4. The segmented modeling and simulation method for PCHE under supercritical CO2 conditions as described in claim 1, characterized in that, In S4, the uniformity of flow distribution in the core heat exchange section is quantified by calculating the flow non-uniformity factor.
5. The segmented modeling and simulation method for PCHE under supercritical CO2 conditions as described in claim 1, characterized in that, In S2, a k-ε turbulence model is adopted, and the Prandtl number of turbulence is dynamically corrected to adapt to the variable physical properties and heat transfer characteristics of supercritical CO2 in the quasi-critical region; the NIST REFPROP database is coupled, and the variable physical properties of supercritical CO2 are handled by interpolation method; the SIMPLEC algorithm is used for pressure-velocity coupled solution. The dynamic correction is based on the ratio of the instantaneous specific heat capacity of supercritical CO2 to the reference specific heat capacity.

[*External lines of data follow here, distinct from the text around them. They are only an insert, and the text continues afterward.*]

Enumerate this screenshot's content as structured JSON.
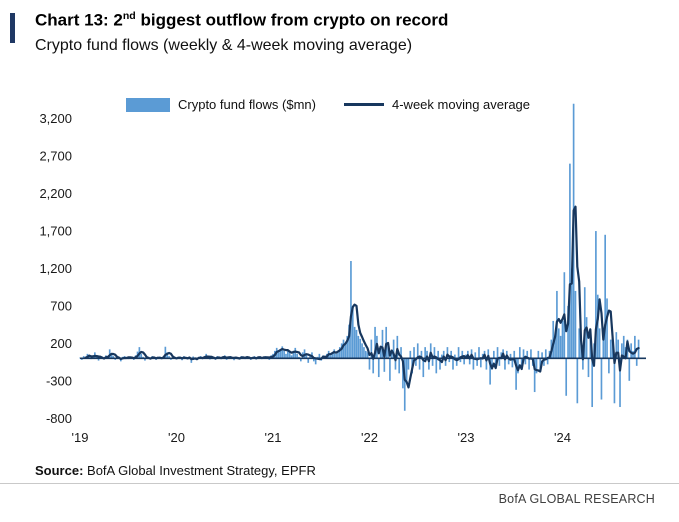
{
  "header": {
    "title_prefix": "Chart 13: 2",
    "title_sup": "nd",
    "title_suffix": " biggest outflow from crypto on record",
    "subtitle": "Crypto fund flows (weekly & 4-week moving average)"
  },
  "legend": {
    "bars_label": "Crypto fund flows ($mn)",
    "line_label": "4-week moving average"
  },
  "footer": {
    "source_label": "Source:",
    "source_text": " BofA Global Investment Strategy, EPFR",
    "brand": "BofA GLOBAL RESEARCH"
  },
  "colors": {
    "bar": "#5B9BD5",
    "line": "#17375E",
    "accent": "#1F3864"
  },
  "chart_data": {
    "type": "bar",
    "title": "Crypto fund flows (weekly & 4-week moving average)",
    "legend_position": "top",
    "grid": false,
    "x_start_year": 2019,
    "weeks_per_year": 52,
    "xtick_labels": [
      "'19",
      "'20",
      "'21",
      "'22",
      "'23",
      "'24"
    ],
    "ytick_values": [
      3200,
      2700,
      2200,
      1700,
      1200,
      700,
      200,
      -300,
      -800
    ],
    "ytick_labels": [
      "3,200",
      "2,700",
      "2,200",
      "1,700",
      "1,200",
      "700",
      "200",
      "-300",
      "-800"
    ],
    "ylim": [
      -850,
      3450
    ],
    "series": [
      {
        "name": "Crypto fund flows ($mn)",
        "type": "bar",
        "unit": "$mn",
        "cadence": "weekly",
        "values": [
          10,
          -20,
          30,
          15,
          60,
          40,
          -10,
          20,
          80,
          30,
          -30,
          10,
          25,
          -15,
          40,
          20,
          120,
          60,
          30,
          -20,
          10,
          15,
          -40,
          20,
          30,
          10,
          -10,
          25,
          15,
          -20,
          40,
          90,
          150,
          60,
          20,
          -30,
          10,
          20,
          -15,
          30,
          10,
          -20,
          15,
          25,
          -10,
          20,
          155,
          80,
          30,
          -20,
          10,
          15,
          -10,
          20,
          15,
          -25,
          30,
          10,
          -15,
          20,
          -60,
          25,
          10,
          -20,
          15,
          30,
          -10,
          20,
          60,
          25,
          -15,
          10,
          20,
          -20,
          30,
          15,
          -10,
          25,
          40,
          -20,
          10,
          30,
          15,
          -25,
          20,
          10,
          -15,
          30,
          25,
          -10,
          20,
          15,
          -20,
          10,
          30,
          -15,
          25,
          20,
          -10,
          15,
          30,
          20,
          -20,
          40,
          60,
          100,
          140,
          80,
          120,
          160,
          100,
          60,
          120,
          80,
          40,
          100,
          140,
          60,
          20,
          -40,
          80,
          120,
          60,
          -60,
          40,
          80,
          -40,
          -80,
          20,
          60,
          -30,
          40,
          20,
          60,
          100,
          40,
          80,
          120,
          60,
          100,
          150,
          200,
          250,
          180,
          300,
          450,
          1300,
          700,
          420,
          380,
          300,
          260,
          200,
          150,
          100,
          80,
          -150,
          250,
          -200,
          420,
          300,
          -250,
          150,
          380,
          -180,
          420,
          200,
          -300,
          100,
          250,
          -150,
          300,
          -200,
          150,
          -400,
          -700,
          -300,
          -150,
          100,
          -200,
          150,
          -100,
          200,
          -150,
          100,
          -250,
          150,
          100,
          -150,
          200,
          -100,
          150,
          -200,
          100,
          -150,
          50,
          100,
          -100,
          150,
          -50,
          100,
          -150,
          50,
          -100,
          150,
          -50,
          100,
          -80,
          50,
          100,
          -80,
          120,
          -150,
          80,
          -100,
          150,
          -120,
          60,
          100,
          -150,
          120,
          -350,
          -150,
          100,
          -120,
          150,
          -100,
          80,
          120,
          -150,
          100,
          -80,
          60,
          -120,
          100,
          -420,
          -200,
          150,
          -100,
          120,
          -80,
          100,
          -150,
          120,
          -100,
          -450,
          -200,
          100,
          -150,
          80,
          -100,
          120,
          -80,
          100,
          250,
          500,
          300,
          900,
          400,
          300,
          500,
          1150,
          -500,
          700,
          2600,
          1200,
          3400,
          900,
          -600,
          400,
          300,
          -150,
          950,
          550,
          -250,
          300,
          -650,
          200,
          1700,
          850,
          400,
          -550,
          300,
          1650,
          800,
          -200,
          250,
          300,
          -600,
          350,
          250,
          -650,
          200,
          300,
          150,
          250,
          -300,
          200,
          100,
          300,
          -100,
          250
        ]
      },
      {
        "name": "4-week moving average",
        "type": "line",
        "derived": "4-week moving average of the weekly flow values"
      }
    ]
  }
}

6. The segmented modeling and simulation method for PCHE under supercritical CO2 conditions as described in claim 1, characterized in that, In S2, when the PCHE structure is symmetric, a symmetric simplified model is established and symmetric boundary conditions are set for calculation.
7. The segmented modeling and simulation method for PCHE under supercritical CO2 conditions as described in claim 1, characterized in that, In S2, the standard computational fluid dynamics process is first used to verify mesh independence: a series of meshes from sparse to dense are generated to form multiple sets of meshes with different densities. The calculation is performed under the same boundary conditions, and the total pressure drop of the bundled pipe section and the flow rate of the key channels are monitored. When the difference in total pressure drop between two consecutive sets of dense meshes is stable within 1%, the result is considered to have converged. The mesh that achieves the best balance between computational resources and computational accuracy is selected as the three-dimensional mesh model for formal simulation calculation.
8. An electronic device, characterized in that, include: processor; Memory used to store processor-executable instructions; The processor is configured to invoke instructions stored in memory to execute the segmented modeling and simulation method according to any one of claims 1-7.
9. A computer-readable storage medium having computer program instructions stored thereon, characterized in that, When the computer program instructions are executed by the processor, they implement the segmented modeling and simulation method as described in any one of claims 1-7.